2 0001 (value) 0001 00000001 0010 0100 ... word "clif"
3 0001 (value) 0001 00000001 0011 0011 ... format "proper case, blue, bold, onclick..."
4 0001 (value) 0001 00000001 0001 1101 ... units "user's first name"
5 0010 (index of type) 0001 00000001    
6 0011 (value indexed by type) 0001 00000010    
7 0110 (format indexed by type) 0001 00000011    
8 0111 (units indexed by type) 0001 00000100    
9 1111 (terminator)        


The only limitation is that a type index length is restricted to an integer length of 15 bytes or 120 bits.  This is a large number of data types.
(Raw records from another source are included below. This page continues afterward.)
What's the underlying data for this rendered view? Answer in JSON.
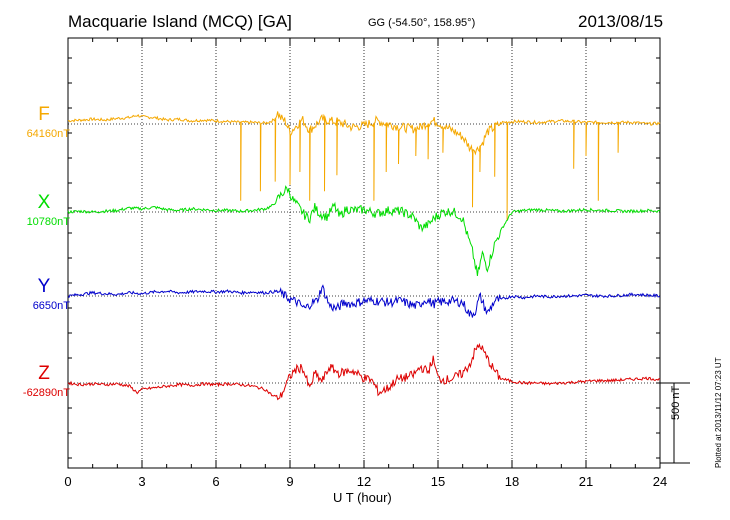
{
  "header": {
    "station": "Macquarie Island (MCQ)  [GA]",
    "coords": "GG (-54.50°, 158.95°)",
    "date": "2013/08/15"
  },
  "footer": {
    "plotted": "Plotted at 2013/11/12 07:23 UT"
  },
  "colors": {
    "F": "#f5a800",
    "X": "#00dd00",
    "Y": "#0000cc",
    "Z": "#dd0000"
  },
  "chart_data": {
    "type": "line",
    "xlabel": "U T (hour)",
    "xlim": [
      0,
      24
    ],
    "xticks": [
      "0",
      "3",
      "6",
      "9",
      "12",
      "15",
      "18",
      "21",
      "24"
    ],
    "grid": true,
    "scale_bar": {
      "value_nT": 500,
      "label": "500 nT"
    },
    "series": [
      {
        "name": "F",
        "baseline_label": "64160nT",
        "baseline_nT": 64160,
        "x": [
          0,
          0.5,
          1,
          1.5,
          2,
          2.5,
          2.8,
          3,
          3.5,
          4,
          4.5,
          5,
          5.5,
          6,
          6.5,
          7,
          7.5,
          8,
          8.2,
          8.4,
          8.5,
          8.6,
          8.8,
          9,
          9.2,
          9.5,
          9.8,
          10,
          10.3,
          10.6,
          11,
          11.5,
          12,
          12.5,
          13,
          13.5,
          14,
          14.3,
          14.6,
          14.8,
          15,
          15.3,
          15.6,
          16,
          16.3,
          16.6,
          16.8,
          17,
          17.3,
          17.6,
          18,
          18.5,
          19,
          19.5,
          20,
          20.5,
          21,
          21.5,
          22,
          22.5,
          23,
          23.5,
          24
        ],
        "y": [
          20,
          25,
          30,
          25,
          35,
          40,
          55,
          45,
          40,
          25,
          30,
          20,
          25,
          20,
          15,
          10,
          10,
          5,
          15,
          30,
          70,
          40,
          20,
          -50,
          -20,
          30,
          -40,
          -10,
          30,
          20,
          10,
          -20,
          -10,
          20,
          0,
          -20,
          -30,
          -20,
          10,
          20,
          10,
          -20,
          -40,
          -80,
          -150,
          -160,
          -120,
          -50,
          -20,
          10,
          15,
          15,
          10,
          15,
          20,
          15,
          10,
          10,
          10,
          10,
          10,
          0,
          5
        ],
        "dips": [
          {
            "x": 7.0,
            "depth": -480
          },
          {
            "x": 7.8,
            "depth": -420
          },
          {
            "x": 8.4,
            "depth": -360
          },
          {
            "x": 9.0,
            "depth": -380
          },
          {
            "x": 9.4,
            "depth": -300
          },
          {
            "x": 9.8,
            "depth": -480
          },
          {
            "x": 10.4,
            "depth": -420
          },
          {
            "x": 10.9,
            "depth": -320
          },
          {
            "x": 12.4,
            "depth": -480
          },
          {
            "x": 12.9,
            "depth": -300
          },
          {
            "x": 13.4,
            "depth": -250
          },
          {
            "x": 14.1,
            "depth": -200
          },
          {
            "x": 14.6,
            "depth": -220
          },
          {
            "x": 15.2,
            "depth": -180
          },
          {
            "x": 16.4,
            "depth": -520
          },
          {
            "x": 16.7,
            "depth": -300
          },
          {
            "x": 17.3,
            "depth": -330
          },
          {
            "x": 17.8,
            "depth": -600
          },
          {
            "x": 20.5,
            "depth": -280
          },
          {
            "x": 21.0,
            "depth": -200
          },
          {
            "x": 21.5,
            "depth": -480
          },
          {
            "x": 22.3,
            "depth": -180
          }
        ]
      },
      {
        "name": "X",
        "baseline_label": "10780nT",
        "baseline_nT": 10780,
        "x": [
          0,
          0.5,
          1,
          1.5,
          2,
          2.5,
          3,
          3.5,
          4,
          4.5,
          5,
          5.5,
          6,
          6.5,
          7,
          7.5,
          8,
          8.3,
          8.6,
          8.9,
          9.1,
          9.3,
          9.6,
          9.8,
          10,
          10.2,
          10.5,
          10.8,
          11,
          11.3,
          11.6,
          12,
          12.5,
          13,
          13.5,
          14,
          14.3,
          14.6,
          14.9,
          15.2,
          15.6,
          16,
          16.2,
          16.4,
          16.6,
          16.8,
          17,
          17.3,
          17.6,
          18,
          18.5,
          19,
          19.5,
          20,
          20.5,
          21,
          21.5,
          22,
          22.5,
          23,
          23.5,
          24
        ],
        "y": [
          0,
          5,
          0,
          5,
          10,
          25,
          20,
          30,
          15,
          10,
          20,
          15,
          10,
          10,
          5,
          10,
          20,
          40,
          100,
          150,
          80,
          40,
          -20,
          -40,
          30,
          -10,
          -30,
          40,
          -30,
          20,
          10,
          15,
          -10,
          10,
          5,
          -30,
          -100,
          -80,
          -30,
          0,
          5,
          -40,
          -150,
          -250,
          -400,
          -260,
          -350,
          -200,
          -100,
          0,
          10,
          15,
          10,
          5,
          10,
          15,
          10,
          10,
          5,
          5,
          10,
          5
        ],
        "dips": []
      },
      {
        "name": "Y",
        "baseline_label": "6650nT",
        "baseline_nT": 6650,
        "x": [
          0,
          0.5,
          1,
          1.5,
          2,
          2.5,
          3,
          3.5,
          4,
          4.5,
          5,
          5.5,
          6,
          6.5,
          7,
          7.5,
          8,
          8.5,
          9,
          9.3,
          9.6,
          9.9,
          10.1,
          10.3,
          10.6,
          10.9,
          11.2,
          11.5,
          12,
          12.5,
          13,
          13.5,
          14,
          14.2,
          14.5,
          14.8,
          15,
          15.5,
          16,
          16.3,
          16.5,
          16.7,
          17,
          17.3,
          17.6,
          18,
          18.5,
          19,
          19.5,
          20,
          20.5,
          21,
          21.5,
          22,
          22.5,
          23,
          23.5,
          24
        ],
        "y": [
          0,
          10,
          20,
          15,
          10,
          20,
          15,
          25,
          30,
          20,
          25,
          30,
          25,
          30,
          20,
          25,
          20,
          30,
          -20,
          -40,
          -80,
          -40,
          -30,
          60,
          -60,
          -80,
          -40,
          -50,
          -30,
          -30,
          -40,
          -30,
          -60,
          -60,
          -20,
          -50,
          -40,
          -30,
          -40,
          -120,
          -100,
          0,
          -110,
          -30,
          -20,
          0,
          -10,
          0,
          -5,
          0,
          0,
          5,
          0,
          0,
          5,
          10,
          5,
          0
        ],
        "dips": []
      },
      {
        "name": "Z",
        "baseline_label": "-62890nT",
        "baseline_nT": -62890,
        "x": [
          0,
          0.5,
          1,
          1.5,
          2,
          2.5,
          2.8,
          3,
          3.5,
          4,
          4.5,
          5,
          5.5,
          6,
          6.5,
          7,
          7.5,
          8,
          8.3,
          8.6,
          9,
          9.2,
          9.5,
          9.8,
          10,
          10.3,
          10.6,
          11,
          11.5,
          12,
          12.3,
          12.6,
          13,
          13.3,
          13.6,
          14,
          14.3,
          14.6,
          14.8,
          15,
          15.3,
          15.6,
          16,
          16.3,
          16.5,
          16.7,
          16.9,
          17.2,
          17.5,
          18,
          18.5,
          19,
          19.5,
          20,
          20.5,
          21,
          21.5,
          22,
          22.5,
          23,
          23.5,
          24
        ],
        "y": [
          0,
          -10,
          -5,
          -10,
          -5,
          -20,
          -60,
          -40,
          -30,
          -20,
          -10,
          -15,
          -5,
          -10,
          -5,
          -10,
          -20,
          -40,
          -80,
          -90,
          40,
          80,
          100,
          -40,
          60,
          10,
          100,
          60,
          80,
          30,
          20,
          -60,
          -30,
          20,
          30,
          50,
          100,
          70,
          150,
          30,
          20,
          30,
          60,
          120,
          200,
          240,
          180,
          100,
          30,
          10,
          0,
          0,
          -5,
          0,
          5,
          10,
          15,
          15,
          20,
          25,
          30,
          20
        ],
        "dips": []
      }
    ]
  }
}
 Jane must have complete knowledge about all information that she is asked to manage. Each value has a real world purpose. This purpose must be known to Jane, and managed in the best possible way. So we are looking at the creation of information in a way that reduces the overhead in its creation. The overhead in parsing, and the overhead in its visual display and hard copy logic.  Also the search and replace logic must be universal for all knowledge known about every word, character, number using its data type, format, and classification.

find first proper case user's first name clif that is bold and not underlined with an on click event

This statement is parsed into indexes and therefore the search is optimized to extremely simple index compares. Replacement is also optimized.

find type index 1 value index 2 and units index 4 and (format value containing index 34 and 25 and not 22)

This format is optimized for compiler parsing, storage and transporting. No compression scheme should be necessary, especially if we utilize global dictionaries. Even with using internal dictionaries, compression should be comparable to the best compression schemes that we now utilize.